Without benefit of The Welcome Table New Orleans, the complaint still manages to provide a series of remedies to address the educational inequities, specifically those created by the RSD’s existence and the lack of management by the state. It provides specific steps it hopes the DOJ and DOE will force the state to take in an effort to remedy the unequal impact school takeovers, closures and the proliferation of charter schools have had on Black students. Among the recommendations: put a halt to the closures and charter school takeovers and require the state to fully-fund all local public schools to ensure academic success and equity in education.

And, it is doubtful that $1.26 million was needed to come up with these straightforward solutions.

Meanwhile, it becomes difficult to believe that officials in a community who apparently see nothing wrong with the fact that just about every White student enrolled in public school in the city attends one of the best schools, while Black students, who comprise more than 80 percent of the student population, do not even make up even half the popluation in the so-called high-performing schools, could be at all serious about real talk about about race,

The Criminal Justice Table

In fact, it seems that for many poor Black children in New Orleans, the public education system has been skillfully designed as an intentional pipeline to the penitentiary, especially in a system where charter schools operate with little oversight from the state and exact what some have deemed as harsh disciplinary and expulsion policies.

Meanwhile, high-profile instances of police officers murdering innocent civilians as displayed in the Danzinger Bridge and Henry Glover cases and the way that some of the former and current police officers involved in those killings have been able to work the system to not only get verdicts overturned and new trials, but to get charges dropped altogether along with their old jobs and back pay speak directly to deep-seeded issues of racism and distrust related to the local criminal justice system.

Wonder if that will be a topic dished out at The Welcome Table?

No doubt, vigorous implementation of the federal consent decree over New Orleans Police Department would go a long way in addressing issues of racism as it relates to the local criminal justice system; but just last summer the mayor was instead asking a federal judge to vacate the decree, which was highly critical of NOPD in a number of areas, including racial profiling.

In fact, a March 2011 Department of Justice Report on the New Orleans Police Department stated that there were “troubling disparities in [the] treatment of the City’s African-American community,” and concluded that the “NOPD has failed to take sufficient steps to detect, prevent, or address bias-based profiling and other forms of discriminatory policing on the basis of race.”

With a federal judge’s decision last fall against the request to vacate the decree, the city has little choice but to move forward with putting the consent decree into practice.

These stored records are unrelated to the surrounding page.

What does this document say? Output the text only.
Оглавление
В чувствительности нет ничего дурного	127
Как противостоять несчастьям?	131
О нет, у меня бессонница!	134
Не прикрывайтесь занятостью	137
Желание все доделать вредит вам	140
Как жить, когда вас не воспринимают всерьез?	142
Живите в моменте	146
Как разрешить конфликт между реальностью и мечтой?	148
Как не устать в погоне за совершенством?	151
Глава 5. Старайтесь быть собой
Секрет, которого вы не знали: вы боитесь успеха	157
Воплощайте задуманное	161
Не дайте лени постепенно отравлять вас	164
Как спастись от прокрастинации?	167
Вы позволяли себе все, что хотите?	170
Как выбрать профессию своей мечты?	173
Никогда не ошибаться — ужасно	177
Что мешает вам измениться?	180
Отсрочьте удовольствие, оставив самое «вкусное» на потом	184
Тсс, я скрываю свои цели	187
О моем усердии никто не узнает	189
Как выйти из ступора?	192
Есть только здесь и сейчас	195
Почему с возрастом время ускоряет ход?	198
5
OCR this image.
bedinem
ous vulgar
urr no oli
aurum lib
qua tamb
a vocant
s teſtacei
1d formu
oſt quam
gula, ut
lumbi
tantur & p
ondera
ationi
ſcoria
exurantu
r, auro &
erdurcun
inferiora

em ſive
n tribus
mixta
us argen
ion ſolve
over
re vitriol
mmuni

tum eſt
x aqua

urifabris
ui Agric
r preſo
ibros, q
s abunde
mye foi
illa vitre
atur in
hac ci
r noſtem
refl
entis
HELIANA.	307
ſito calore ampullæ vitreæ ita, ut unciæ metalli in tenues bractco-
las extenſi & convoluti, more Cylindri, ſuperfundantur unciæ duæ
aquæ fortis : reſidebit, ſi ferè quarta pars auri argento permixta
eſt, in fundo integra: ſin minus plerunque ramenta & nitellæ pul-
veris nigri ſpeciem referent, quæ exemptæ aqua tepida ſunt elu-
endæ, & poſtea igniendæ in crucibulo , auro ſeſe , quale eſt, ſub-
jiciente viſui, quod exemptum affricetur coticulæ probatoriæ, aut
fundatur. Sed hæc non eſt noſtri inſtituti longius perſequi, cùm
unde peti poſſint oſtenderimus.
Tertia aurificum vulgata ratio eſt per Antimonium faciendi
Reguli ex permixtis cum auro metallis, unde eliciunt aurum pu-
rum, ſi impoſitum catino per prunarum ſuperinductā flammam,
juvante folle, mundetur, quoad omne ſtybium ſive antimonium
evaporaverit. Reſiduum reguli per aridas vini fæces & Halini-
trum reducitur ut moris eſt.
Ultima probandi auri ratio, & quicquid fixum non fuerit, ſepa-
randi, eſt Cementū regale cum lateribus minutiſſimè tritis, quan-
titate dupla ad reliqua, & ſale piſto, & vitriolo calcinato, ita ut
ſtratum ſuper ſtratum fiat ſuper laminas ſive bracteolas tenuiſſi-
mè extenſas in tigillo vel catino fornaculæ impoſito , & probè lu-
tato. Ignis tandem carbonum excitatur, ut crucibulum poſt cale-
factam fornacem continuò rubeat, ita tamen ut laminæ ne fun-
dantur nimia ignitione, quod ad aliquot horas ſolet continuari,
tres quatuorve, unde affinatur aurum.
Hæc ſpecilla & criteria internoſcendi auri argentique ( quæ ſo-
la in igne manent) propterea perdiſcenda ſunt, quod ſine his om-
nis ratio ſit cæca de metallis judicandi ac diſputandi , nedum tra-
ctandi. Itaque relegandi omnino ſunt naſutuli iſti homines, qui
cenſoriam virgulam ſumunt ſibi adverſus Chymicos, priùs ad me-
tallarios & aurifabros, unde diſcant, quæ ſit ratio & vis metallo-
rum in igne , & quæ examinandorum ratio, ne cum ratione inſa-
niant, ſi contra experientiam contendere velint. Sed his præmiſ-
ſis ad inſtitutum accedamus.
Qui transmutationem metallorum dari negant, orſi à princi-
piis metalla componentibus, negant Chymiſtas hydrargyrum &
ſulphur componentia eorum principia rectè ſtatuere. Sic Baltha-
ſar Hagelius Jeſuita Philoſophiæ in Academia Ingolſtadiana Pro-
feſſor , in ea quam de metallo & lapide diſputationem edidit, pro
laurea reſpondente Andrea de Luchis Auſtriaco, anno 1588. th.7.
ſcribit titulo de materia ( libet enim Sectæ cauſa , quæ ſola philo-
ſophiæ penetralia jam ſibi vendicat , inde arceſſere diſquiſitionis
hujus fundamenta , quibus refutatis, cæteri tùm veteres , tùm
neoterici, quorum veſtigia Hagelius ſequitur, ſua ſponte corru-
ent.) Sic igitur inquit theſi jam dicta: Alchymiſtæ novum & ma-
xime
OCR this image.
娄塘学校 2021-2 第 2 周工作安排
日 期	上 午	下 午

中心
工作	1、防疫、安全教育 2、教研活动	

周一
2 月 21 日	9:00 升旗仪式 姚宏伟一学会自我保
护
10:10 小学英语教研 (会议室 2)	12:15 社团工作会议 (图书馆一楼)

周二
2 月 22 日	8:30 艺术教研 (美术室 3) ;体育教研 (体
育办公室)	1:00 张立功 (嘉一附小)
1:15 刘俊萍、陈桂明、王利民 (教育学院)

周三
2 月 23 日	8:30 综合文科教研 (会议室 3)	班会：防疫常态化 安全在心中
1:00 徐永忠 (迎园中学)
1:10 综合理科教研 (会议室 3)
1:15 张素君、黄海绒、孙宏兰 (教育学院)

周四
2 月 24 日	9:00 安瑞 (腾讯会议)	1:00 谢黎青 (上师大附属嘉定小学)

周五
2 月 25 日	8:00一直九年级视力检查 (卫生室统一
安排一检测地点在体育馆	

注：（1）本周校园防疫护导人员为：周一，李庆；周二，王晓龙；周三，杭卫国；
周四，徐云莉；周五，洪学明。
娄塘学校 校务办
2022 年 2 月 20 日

However, little progress has been made on just how New Orleans will pay for the estimated $11 million annual cost of implementing the NOPD consent decree in addition to the cost of implementing another federal consent decree over the Orleans Parish Prison. Perhaps, the time of the city and its citizens would be better spent trying to figure out how the implementation of the consent decrees will be funded.

New Orleanians would surely welcome that.